In the summer of 1955, a surge of anti-black violence included the kidnapping and brutal murder of fourteen-year-old Emmett Till, a crime that provoked widespread and assertive protests from black and white Americans. By December 1955, the Montgomery, Alabama, bus boycott led by Martin Luther King, Jr., began a protracted campaign of nonviolent civil disobedience to protest segregation that attracted national and international attention.

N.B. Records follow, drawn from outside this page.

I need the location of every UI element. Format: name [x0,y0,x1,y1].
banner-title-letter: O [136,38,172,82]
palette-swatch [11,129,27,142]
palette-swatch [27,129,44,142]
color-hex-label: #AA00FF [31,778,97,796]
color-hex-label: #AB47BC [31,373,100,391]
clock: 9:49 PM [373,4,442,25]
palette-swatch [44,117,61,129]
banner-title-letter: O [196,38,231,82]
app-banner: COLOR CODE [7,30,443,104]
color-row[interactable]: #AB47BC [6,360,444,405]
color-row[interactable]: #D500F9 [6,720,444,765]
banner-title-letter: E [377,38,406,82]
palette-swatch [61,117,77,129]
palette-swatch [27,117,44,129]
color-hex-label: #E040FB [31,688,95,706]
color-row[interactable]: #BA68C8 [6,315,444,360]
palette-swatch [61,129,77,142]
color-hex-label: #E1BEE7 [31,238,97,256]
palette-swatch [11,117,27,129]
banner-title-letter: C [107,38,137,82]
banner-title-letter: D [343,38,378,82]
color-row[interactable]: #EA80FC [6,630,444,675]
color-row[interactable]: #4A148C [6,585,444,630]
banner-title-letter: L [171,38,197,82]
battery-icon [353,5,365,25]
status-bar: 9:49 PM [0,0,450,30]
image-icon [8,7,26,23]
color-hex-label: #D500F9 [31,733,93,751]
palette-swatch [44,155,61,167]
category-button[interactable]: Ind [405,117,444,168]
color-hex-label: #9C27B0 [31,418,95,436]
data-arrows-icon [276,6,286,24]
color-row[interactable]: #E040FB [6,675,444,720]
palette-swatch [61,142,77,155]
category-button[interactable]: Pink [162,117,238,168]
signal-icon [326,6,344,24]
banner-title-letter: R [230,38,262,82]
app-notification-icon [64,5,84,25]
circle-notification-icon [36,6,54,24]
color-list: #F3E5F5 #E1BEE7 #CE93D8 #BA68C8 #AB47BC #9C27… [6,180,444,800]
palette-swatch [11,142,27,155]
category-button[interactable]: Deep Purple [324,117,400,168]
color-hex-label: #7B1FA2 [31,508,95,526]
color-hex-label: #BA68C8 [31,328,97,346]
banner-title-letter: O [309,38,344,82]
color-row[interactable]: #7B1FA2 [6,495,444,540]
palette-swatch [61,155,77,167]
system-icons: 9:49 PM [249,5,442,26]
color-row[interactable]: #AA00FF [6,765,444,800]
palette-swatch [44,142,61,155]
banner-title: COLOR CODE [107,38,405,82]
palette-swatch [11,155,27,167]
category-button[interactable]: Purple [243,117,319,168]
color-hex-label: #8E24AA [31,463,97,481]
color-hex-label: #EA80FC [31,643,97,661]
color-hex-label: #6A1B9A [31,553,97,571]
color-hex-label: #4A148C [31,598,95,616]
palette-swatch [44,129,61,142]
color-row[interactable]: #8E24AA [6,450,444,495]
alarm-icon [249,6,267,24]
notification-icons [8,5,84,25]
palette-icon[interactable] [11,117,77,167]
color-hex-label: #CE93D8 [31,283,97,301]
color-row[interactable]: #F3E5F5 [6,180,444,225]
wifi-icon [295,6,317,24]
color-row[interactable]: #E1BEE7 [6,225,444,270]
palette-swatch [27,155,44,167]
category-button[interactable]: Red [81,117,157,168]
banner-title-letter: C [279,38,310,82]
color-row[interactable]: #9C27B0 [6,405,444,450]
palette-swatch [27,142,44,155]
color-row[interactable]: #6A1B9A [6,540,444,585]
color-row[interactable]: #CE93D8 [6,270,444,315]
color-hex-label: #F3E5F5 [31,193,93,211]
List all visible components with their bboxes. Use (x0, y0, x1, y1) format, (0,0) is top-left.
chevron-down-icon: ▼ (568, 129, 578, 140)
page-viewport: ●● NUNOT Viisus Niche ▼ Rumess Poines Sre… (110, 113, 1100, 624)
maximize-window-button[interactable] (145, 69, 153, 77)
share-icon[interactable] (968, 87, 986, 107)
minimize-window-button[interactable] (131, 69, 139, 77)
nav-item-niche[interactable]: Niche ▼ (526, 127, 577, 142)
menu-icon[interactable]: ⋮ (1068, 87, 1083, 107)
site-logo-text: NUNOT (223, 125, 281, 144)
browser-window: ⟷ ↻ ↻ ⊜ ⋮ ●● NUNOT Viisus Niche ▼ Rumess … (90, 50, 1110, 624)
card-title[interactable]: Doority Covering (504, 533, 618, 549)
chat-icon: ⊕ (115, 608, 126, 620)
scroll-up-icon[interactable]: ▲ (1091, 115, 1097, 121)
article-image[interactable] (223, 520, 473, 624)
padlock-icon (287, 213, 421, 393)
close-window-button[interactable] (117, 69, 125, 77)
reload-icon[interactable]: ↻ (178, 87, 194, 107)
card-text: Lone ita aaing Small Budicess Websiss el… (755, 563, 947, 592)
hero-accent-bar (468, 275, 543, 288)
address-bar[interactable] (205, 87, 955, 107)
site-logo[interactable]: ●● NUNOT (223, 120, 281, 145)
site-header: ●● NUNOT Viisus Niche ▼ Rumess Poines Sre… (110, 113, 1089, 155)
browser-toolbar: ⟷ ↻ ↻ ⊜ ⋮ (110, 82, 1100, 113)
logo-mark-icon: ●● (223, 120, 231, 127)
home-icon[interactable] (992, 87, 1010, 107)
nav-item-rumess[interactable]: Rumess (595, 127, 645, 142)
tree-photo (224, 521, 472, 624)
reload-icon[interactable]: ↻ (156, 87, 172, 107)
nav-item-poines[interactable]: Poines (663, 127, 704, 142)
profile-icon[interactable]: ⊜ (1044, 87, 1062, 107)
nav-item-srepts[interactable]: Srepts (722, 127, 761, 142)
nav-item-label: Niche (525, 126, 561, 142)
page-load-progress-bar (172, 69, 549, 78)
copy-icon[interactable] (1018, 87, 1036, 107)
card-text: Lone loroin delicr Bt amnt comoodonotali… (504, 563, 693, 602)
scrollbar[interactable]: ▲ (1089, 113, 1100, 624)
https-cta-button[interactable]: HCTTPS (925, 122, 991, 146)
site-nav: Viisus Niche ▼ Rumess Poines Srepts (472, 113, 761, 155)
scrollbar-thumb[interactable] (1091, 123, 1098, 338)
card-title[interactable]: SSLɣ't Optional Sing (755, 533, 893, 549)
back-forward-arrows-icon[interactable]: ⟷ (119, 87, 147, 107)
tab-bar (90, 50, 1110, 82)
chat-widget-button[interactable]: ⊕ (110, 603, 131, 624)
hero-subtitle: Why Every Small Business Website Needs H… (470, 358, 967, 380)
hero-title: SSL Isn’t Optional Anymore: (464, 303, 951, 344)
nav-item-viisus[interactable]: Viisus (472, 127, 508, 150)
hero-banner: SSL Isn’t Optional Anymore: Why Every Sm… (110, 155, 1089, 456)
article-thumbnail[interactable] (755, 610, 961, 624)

During 1956, a group of Southern senators and congressmen signed the "Southern Manifesto," vowing resistance to racial integration by all "lawful means." Resistance heightened in 1957–1958 during the crisis over integration at Little Rock's Central High School. At the same time, the Leadership Conference on Civil Rights led a successful drive for passage of the Civil Rights Act of 1957 and continued to press for even stronger legislation. NAACP Youth Council chapters staged sit-ins at whites-only lunch counters, sparking a movement against segregation in public accommodations throughout the South in 1960. Nonviolent direct action increased during the presidency of John F. Kennedy, beginning with the 1961 Freedom Rides.

Hundreds of demonstrations erupted in cities and towns across the nation. National and international media coverage of the use of fire hoses and attack dogs against child protesters precipitated a crisis in the Kennedy administration, which it could not ignore. The bombings and riots in Birmingham, Alabama, on May 11, 1963, compelled Kennedy to call in federal troops.

On June 19, 1963, the president sent a comprehensive civil rights bill to Congress. The March on Washington for Jobs and Freedom on August 28 roused public support for the pending bill. After the president's assassination on November 22, the fate of Kennedy's bill was in the hands of his vice president and successor, Lyndon B. Johnson, and the United States Congress.